Mais je veux le dire au président de la République sortant, Emmanuel Macron, notre vote ne vaut pas caution pour sa responsabilité dans la fracturation du pays à force d'inaction climatique, de déni social, de conformisme et de mépris démocratique. Il vaut encore moins soutien au projet qu'il a esquissé pendant la campagne. Il revient au candidat Emmanuel Macron de créer les conditions du rassemblement d'une majorité de Françaises et de Français pour faire échec à l'extrême droite. Le combat pour le climat continue, pour notre survie en tant qu'humain et pour ce pays blessé que nous aimons tant. Nous en avons le devoir. Je vous remercie. Vive l'écologie, vive la République et vive la France.

Ils ont coupé le faisceau, donc je peux vous parler à vous maintenant. Je voulais vous dire encore une fois, je voulais vous dire encore une fois, la fierté qui a été la mienne de mener bataille avec vous. Je voulais vous dire la fierté que j'ai eue sur le terrain. Partout où nous sommes allés, j'ai la conviction que nous avons été à la hauteur de l'histoire, sur le climat, sur la biodiversité bien sûr, sur le pouvoir d'achat, sur l'économie, mais dans ce moment très particulier, sur l'Ukraine, sur la dépendance aux énergies fossiles, sur les complaisances aux dictateurs et aux dictatures. Nous n'avons jamais cédé un pouce. Nous n'avons jamais cédé un pouce. Merci.

Maintenant, les amis, maintenant, les amis, on a une échéance énorme. Ce sont les législatives. Je serai à vos côtés, à la place qui sera la mienne, pour vous soutenir. Et dans ces grands combats qui sont les nôtres, il va nous falloir nous mobiliser, il va nous falloir gagner des circonscriptions, il va nous falloir rassembler très largement les écologistes qui ont pu faire d'autres choix dans ce premier tour.
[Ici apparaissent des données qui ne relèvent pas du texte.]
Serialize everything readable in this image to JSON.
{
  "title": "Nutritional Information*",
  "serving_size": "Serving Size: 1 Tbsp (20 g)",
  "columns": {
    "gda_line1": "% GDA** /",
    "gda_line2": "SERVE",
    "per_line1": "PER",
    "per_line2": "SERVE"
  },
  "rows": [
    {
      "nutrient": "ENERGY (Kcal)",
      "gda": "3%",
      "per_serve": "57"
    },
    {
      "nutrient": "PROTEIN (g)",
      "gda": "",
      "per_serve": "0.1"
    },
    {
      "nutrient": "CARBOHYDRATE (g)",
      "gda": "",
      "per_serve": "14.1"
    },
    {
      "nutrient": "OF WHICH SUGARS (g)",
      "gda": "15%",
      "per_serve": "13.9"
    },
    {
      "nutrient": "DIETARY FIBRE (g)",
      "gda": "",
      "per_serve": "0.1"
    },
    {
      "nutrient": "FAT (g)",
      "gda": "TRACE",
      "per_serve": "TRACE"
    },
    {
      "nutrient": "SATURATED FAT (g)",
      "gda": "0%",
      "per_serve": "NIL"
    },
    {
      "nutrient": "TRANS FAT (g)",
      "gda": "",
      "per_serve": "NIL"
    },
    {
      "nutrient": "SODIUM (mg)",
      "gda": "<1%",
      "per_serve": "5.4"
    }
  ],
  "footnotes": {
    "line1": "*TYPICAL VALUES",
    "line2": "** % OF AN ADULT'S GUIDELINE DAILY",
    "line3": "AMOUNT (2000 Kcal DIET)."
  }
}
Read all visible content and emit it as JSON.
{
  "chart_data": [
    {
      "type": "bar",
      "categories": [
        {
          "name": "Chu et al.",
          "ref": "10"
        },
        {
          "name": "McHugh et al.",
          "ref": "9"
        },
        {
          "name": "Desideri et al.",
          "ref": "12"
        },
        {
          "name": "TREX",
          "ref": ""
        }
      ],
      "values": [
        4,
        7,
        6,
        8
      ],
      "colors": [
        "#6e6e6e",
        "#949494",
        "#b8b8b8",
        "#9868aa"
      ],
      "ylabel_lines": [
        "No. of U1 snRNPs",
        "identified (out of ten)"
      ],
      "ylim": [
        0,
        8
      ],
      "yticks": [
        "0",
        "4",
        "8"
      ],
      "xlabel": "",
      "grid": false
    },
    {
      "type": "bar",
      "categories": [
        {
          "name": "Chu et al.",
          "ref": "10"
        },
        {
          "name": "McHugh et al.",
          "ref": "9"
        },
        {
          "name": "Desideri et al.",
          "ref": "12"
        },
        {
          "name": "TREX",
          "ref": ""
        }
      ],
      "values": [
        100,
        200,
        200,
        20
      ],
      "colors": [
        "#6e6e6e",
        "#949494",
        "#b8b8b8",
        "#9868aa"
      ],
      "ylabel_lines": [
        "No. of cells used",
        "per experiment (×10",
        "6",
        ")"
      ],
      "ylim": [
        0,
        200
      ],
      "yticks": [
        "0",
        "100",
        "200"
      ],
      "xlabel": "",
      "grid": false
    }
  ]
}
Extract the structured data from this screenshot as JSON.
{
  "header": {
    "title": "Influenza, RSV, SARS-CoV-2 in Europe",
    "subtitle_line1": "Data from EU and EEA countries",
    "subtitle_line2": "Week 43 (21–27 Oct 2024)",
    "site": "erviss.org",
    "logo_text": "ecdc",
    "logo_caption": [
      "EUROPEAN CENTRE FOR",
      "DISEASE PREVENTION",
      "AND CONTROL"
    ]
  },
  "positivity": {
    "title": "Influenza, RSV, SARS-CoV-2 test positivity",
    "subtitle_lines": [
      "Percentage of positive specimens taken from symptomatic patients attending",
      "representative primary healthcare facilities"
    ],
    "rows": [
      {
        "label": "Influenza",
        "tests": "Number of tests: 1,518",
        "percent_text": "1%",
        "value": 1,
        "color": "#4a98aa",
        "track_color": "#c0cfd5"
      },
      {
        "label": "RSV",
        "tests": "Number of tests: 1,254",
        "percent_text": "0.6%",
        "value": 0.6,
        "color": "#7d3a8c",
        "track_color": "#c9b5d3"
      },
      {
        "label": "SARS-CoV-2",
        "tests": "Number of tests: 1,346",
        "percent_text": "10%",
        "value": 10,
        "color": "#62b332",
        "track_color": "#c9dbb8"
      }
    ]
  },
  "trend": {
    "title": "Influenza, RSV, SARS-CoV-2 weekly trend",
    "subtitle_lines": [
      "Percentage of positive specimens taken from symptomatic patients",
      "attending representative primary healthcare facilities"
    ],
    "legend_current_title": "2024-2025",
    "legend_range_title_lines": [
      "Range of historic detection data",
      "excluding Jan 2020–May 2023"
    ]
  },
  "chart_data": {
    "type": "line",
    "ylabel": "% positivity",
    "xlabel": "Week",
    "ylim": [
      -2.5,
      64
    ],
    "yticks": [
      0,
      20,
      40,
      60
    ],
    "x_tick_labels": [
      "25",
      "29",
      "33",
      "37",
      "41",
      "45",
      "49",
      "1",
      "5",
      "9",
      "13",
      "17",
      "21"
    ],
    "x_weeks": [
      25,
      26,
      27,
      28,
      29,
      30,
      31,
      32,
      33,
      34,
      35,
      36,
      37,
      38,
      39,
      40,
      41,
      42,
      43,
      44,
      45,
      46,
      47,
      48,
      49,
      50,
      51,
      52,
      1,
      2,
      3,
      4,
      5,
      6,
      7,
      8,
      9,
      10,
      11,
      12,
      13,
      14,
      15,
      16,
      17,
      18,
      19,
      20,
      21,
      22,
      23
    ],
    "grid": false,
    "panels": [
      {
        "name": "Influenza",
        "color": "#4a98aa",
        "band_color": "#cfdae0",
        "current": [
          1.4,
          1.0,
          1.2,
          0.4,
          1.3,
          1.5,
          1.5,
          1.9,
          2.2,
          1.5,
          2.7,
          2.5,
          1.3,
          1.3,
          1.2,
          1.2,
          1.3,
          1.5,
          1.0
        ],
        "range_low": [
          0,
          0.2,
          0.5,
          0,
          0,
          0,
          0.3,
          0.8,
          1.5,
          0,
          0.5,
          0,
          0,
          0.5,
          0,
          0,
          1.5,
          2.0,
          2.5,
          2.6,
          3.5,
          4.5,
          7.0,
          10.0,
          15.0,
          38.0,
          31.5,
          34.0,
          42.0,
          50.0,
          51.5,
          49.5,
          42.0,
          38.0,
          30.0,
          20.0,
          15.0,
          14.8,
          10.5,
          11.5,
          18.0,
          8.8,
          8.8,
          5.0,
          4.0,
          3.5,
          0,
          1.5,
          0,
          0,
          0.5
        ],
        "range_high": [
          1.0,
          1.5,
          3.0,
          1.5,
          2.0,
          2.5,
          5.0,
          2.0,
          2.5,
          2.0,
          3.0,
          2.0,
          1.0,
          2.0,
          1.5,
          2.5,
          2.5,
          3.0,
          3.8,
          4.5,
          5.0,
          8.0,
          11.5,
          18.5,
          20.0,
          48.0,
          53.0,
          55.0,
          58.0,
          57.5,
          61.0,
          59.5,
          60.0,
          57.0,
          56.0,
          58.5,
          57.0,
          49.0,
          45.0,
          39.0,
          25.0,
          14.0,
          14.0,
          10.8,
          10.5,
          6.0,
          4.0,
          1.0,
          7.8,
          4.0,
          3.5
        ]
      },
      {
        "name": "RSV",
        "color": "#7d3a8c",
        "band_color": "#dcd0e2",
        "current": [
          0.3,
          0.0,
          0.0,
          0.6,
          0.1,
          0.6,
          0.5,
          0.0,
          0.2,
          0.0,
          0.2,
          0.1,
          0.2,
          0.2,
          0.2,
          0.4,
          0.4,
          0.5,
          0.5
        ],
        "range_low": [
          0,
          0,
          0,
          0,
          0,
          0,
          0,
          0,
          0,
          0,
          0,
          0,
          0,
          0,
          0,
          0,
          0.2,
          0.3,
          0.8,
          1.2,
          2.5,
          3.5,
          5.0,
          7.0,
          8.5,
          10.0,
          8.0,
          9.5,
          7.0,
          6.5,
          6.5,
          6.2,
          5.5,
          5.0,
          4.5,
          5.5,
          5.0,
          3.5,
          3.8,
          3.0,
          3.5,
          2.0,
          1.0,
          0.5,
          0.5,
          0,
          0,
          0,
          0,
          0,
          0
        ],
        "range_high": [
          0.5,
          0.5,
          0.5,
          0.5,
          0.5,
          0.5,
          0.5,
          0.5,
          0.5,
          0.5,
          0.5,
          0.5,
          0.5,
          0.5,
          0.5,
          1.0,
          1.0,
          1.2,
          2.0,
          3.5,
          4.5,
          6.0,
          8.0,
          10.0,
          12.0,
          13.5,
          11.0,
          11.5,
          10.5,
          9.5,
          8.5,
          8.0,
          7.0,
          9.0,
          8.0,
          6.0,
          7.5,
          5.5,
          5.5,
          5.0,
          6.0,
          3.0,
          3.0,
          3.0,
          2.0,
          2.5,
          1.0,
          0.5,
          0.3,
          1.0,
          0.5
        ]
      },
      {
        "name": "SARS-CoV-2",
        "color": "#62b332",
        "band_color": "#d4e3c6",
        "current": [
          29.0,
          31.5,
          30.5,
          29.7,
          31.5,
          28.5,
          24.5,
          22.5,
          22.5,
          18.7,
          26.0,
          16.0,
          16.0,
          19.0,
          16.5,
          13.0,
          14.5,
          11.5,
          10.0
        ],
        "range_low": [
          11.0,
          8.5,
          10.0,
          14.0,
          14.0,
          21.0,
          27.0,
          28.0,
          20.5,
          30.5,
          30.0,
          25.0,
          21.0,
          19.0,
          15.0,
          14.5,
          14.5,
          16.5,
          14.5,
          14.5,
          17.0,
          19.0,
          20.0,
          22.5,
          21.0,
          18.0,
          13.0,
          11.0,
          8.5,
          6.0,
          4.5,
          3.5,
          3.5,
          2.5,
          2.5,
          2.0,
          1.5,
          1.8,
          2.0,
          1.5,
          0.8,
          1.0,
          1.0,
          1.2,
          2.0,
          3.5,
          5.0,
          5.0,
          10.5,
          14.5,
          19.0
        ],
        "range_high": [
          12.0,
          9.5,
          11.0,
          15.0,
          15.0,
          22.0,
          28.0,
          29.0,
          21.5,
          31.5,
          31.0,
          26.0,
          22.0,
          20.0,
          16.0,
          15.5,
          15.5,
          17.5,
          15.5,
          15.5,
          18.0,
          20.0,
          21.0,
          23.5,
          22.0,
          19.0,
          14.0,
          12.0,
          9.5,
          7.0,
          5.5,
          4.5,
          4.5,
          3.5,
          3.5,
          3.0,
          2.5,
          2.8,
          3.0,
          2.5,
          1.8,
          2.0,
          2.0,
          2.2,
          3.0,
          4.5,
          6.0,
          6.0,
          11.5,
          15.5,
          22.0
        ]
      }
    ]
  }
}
Il va nous falloir les rassembler parce que nous ne pouvons pas laisser cinq ans d'inaction climatique et d'avoir le cynisme des plateaux de télévision avec des représentants du quinquennat nous expliquer à quel point le climat, c'est important.

Ce sera important dans les politiques publiques parce que nous aurons des députés. Merci beaucoup. A très bientôt. Je vais le faire une dernière fois.